6. Rising Medical Costs
According to Lexis/Nexis, auto insurance bodily injury claims jumped 9.2% over the past year, due to the heightened severity of crashes and soaring healthcare expenses.
7. Lawsuits
According to Swiss Re, a surging number of legal cases and sky-high litigation costs – blamed in at least some part to the proliferation of personal-injury lawyers’ ads on TV and other sources – have driven car insurance liability claims in the U.S. up by 57% over the last decade.
8. Broader Coverage
Insurance companies have in recent years been offering expanded features like full replacement cost for late-model cars, expanded climate-related comprehensive coverage, roadside assistance plans and rental-car provisions. These add-ons can be invaluable if needed, but they do tend to jack up one’s premiums.
9. Theft Rates
While the National Insurance Crime Bureau reports that car thefts have finally settled back to pre-pandemic levels after a few years on the upswing, that still means 850,708 vehicles were stolen nationwide last year. Catalytic converter thefts continue to plague motorists for the value of the precious metals that make the pollution control devices work. Easily cut from the bottom of a vehicle, the NICB says replacement can cost between $1,000 and $3,500 or more, depending on the make and model.
10. Legislative Changes
Individual states regulate the insurance business differently from one to another, with some legislation tending to favor insurers, while others protecting the insured. This year, policyholders in California, North Carolina, Utah and Virginia are seeing higher state-mandated minimums for liability coverage which, in turn, means incrementally higher coverage costs.

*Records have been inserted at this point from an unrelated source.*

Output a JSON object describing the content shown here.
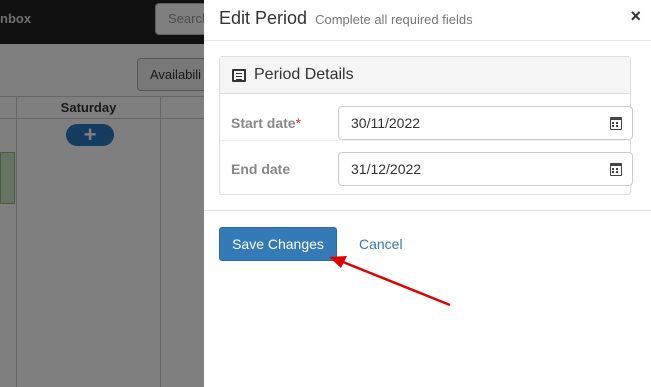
{
  "background": {
    "brand_text": "nbox",
    "search_placeholder": "Search",
    "availability_button": "Availabili",
    "day_header": "Saturday",
    "add_button": "+"
  },
  "modal": {
    "title": "Edit Period",
    "subtitle": "Complete all required fields",
    "close": "×",
    "panel": {
      "heading": "Period Details",
      "heading_icon": "list-alt-icon",
      "fields": [
        {
          "label": "Start date",
          "required_marker": "*",
          "value": "30/11/2022",
          "icon": "calendar-icon"
        },
        {
          "label": "End date",
          "value": "31/12/2022",
          "icon": "calendar-icon"
        }
      ]
    },
    "buttons": {
      "save": "Save Changes",
      "cancel": "Cancel"
    }
  },
  "colors": {
    "primary": "#337ab7",
    "annotation_arrow": "#e00000",
    "overlay": "rgba(0,0,0,0.5)"
  }
}
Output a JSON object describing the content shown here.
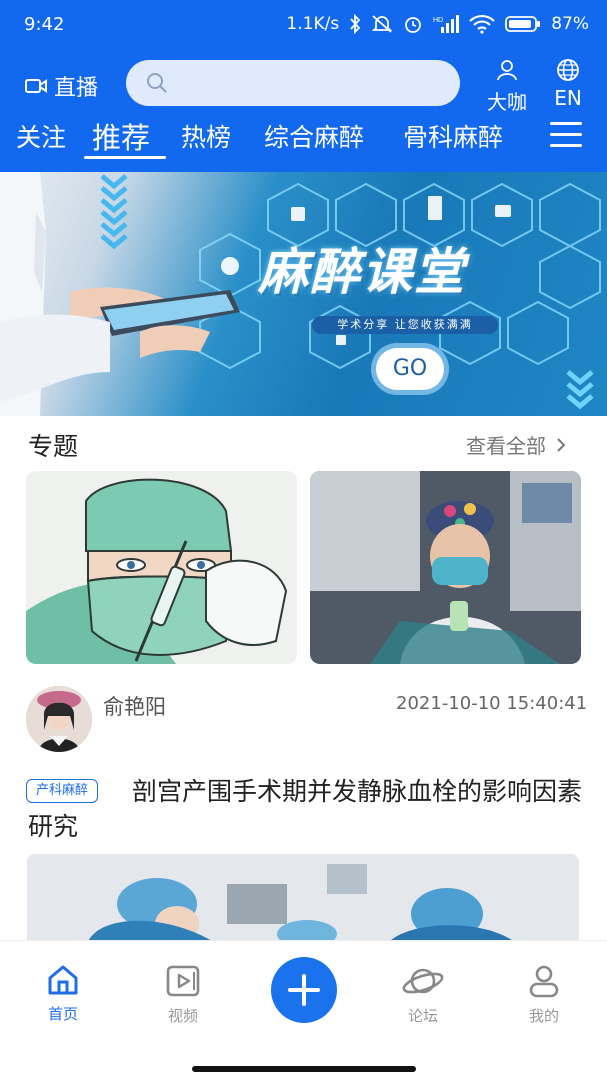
{
  "status_bar": {
    "time": "9:42",
    "network_speed": "1.1K/s",
    "battery": "87%",
    "hd_label": "HD"
  },
  "header": {
    "live_label": "直播",
    "search_placeholder": "",
    "experts_label": "大咖",
    "language_label": "EN"
  },
  "tabs": [
    {
      "label": "关注",
      "active": false
    },
    {
      "label": "推荐",
      "active": true
    },
    {
      "label": "热榜",
      "active": false
    },
    {
      "label": "综合麻醉",
      "active": false
    },
    {
      "label": "骨科麻醉",
      "active": false
    }
  ],
  "banner": {
    "title": "麻醉课堂",
    "subtitle": "学术分享 让您收获满满",
    "button_label": "GO"
  },
  "topics": {
    "title": "专题",
    "view_all": "查看全部"
  },
  "post": {
    "author": "俞艳阳",
    "time": "2021-10-10 15:40:41",
    "tag": "产科麻醉",
    "title": "剖宫产围手术期并发静脉血栓的影响因素研究"
  },
  "bottom_nav": [
    {
      "label": "首页",
      "icon": "home-icon",
      "active": true
    },
    {
      "label": "视频",
      "icon": "video-icon",
      "active": false
    },
    {
      "label": "",
      "icon": "plus-icon",
      "active": false
    },
    {
      "label": "论坛",
      "icon": "planet-icon",
      "active": false
    },
    {
      "label": "我的",
      "icon": "user-icon",
      "active": false
    }
  ],
  "colors": {
    "brand_blue": "#1269f0",
    "accent": "#1f6de8"
  }
}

Fortunately there are several ways consumers can help keep climbing car insurance rates in check. Start by comparing prices among multiple carriers every year or so to see if a better deal is available, given one’s personal information. This is especially important among those who’ve recently taken life-changing turns like changing addresses or marital status, or racking up one or more traffic tickets or crashes. Some carriers are more willing to accept what it perceives as certain levels of risk on a more-or-less costly basis than others.
Cash-strapped owners can also save some cash by lowering a policy’s liability coverage to state minimums, raising deductibles for comprehensive and collision-damage and dropping add-ons like towing and rental car provisions.
Finally, make sure to obtain every discount a given carrier is offering. These include rate reductions for teens and seniors who’ve taken approved safe-driving courses, those who bundle coverage for multiple vehicles and/or homeowner’s insurance with the same company, pay a year’s premiums annually and so on. Though it may seem intrusive and can prove to be a crapshoot in the long run, many companies now offer nominally lower rates for non-aggressive drivers, based on telematics data collected from a vehicle’s onboard diagnostics port.